The Sebi investigation that led to the order found a lot of undesirable features. But with the investor, these entities held forth as "advisers" and offered guarantees of returns. Their marketing materials were filled with tall claims about their successful track record in providing "advice". Investors who have dealt with these entities do not have any legal recourse or any redressal of complaints, since these are unregulated "advisers". The operations were nationwide and subscriptions were flowing into bank accounts from investors across the country. Sebi has used the provisions of the Sebi (Investment Adviser) Regulations to issue the order asking them to stop holding out as "advisers" and also issued a show-cause notice to stop them from transacting in securities.
The stories about mis-selling of insurance and mutual fund products have been highlighted in the media for a long time. However, the rampant practice of luring investors to trade in the stock market has not received the attention it deserves. The NSE Factbook 2014 indicates that there were 68 lakh Internet trading accounts. This is a little over 50% of the 1.35 crore demat accounts with NSDL. The traded value of `6.2 lakh crore in these accounts in 2014 is about 22% of the total trade in the capital market segment. Allowing for institutional trades, that still leaves us with a sizeable number of retail investors who open Internet trading accounts with brokers, and get into equity, commodity and derivative trades. While many investors may be willing subscribers to these services, the Sebi order is the first step to end this abominable practice. The lure of a quick buck is very tough to shrug off, but allowing operators to milk the eager investor, is wrong in law. If lottery tickets harm employment markets and betting harms the fairness of a game, uninformed trading harms the equity cult.
Sebi's order may not change all this overnight. But it is an important step towards pointing out that someone offering "advice" to the public should be able to demonstrate to the satisfaction of the regulator, the background, history, track record, business structure and competence of his business.

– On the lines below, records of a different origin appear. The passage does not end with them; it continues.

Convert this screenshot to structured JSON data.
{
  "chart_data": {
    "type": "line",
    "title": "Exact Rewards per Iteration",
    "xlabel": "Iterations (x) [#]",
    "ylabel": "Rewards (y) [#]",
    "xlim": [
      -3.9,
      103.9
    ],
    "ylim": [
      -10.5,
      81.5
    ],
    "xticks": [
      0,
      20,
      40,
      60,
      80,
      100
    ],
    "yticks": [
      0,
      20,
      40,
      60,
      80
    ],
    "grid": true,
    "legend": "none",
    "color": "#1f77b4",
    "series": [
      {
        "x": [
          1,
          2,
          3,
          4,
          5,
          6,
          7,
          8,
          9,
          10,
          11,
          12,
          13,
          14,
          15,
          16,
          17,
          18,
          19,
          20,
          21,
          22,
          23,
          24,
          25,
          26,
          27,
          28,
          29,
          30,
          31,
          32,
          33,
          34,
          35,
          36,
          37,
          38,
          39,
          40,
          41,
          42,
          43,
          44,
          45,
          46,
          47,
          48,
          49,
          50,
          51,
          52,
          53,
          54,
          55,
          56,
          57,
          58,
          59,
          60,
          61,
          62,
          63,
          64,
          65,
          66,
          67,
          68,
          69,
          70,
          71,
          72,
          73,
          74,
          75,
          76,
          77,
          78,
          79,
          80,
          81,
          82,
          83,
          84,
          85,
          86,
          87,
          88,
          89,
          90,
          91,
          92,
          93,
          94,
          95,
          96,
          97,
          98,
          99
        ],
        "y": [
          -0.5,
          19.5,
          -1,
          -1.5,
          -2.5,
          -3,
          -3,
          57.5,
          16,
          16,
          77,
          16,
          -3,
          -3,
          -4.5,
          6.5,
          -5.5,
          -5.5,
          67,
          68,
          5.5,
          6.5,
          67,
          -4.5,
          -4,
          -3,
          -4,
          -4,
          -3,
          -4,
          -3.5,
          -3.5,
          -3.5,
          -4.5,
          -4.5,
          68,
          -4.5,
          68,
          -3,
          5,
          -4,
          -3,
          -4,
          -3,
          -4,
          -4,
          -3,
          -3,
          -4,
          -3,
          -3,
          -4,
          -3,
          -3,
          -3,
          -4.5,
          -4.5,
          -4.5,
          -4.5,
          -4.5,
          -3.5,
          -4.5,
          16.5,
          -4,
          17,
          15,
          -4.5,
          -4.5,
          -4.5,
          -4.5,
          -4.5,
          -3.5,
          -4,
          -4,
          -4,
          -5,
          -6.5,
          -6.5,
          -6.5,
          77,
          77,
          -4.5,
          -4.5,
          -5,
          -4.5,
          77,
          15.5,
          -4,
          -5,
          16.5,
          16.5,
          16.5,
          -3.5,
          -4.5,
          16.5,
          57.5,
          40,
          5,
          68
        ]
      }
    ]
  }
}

Such advisers should be distinct and different from someone who only mobilises investors by selling a quick idea. While disgorging the latter of his disproportionate income, the regulator should encourage the former to build sustainable and legal businesses. Sebi is expected to develop and regulate the securities markets. The commendable order against poor quality investment advice is a good example of regulation. Enabling a thriving advisory profession is an exercise in market development, and should receive equal attention.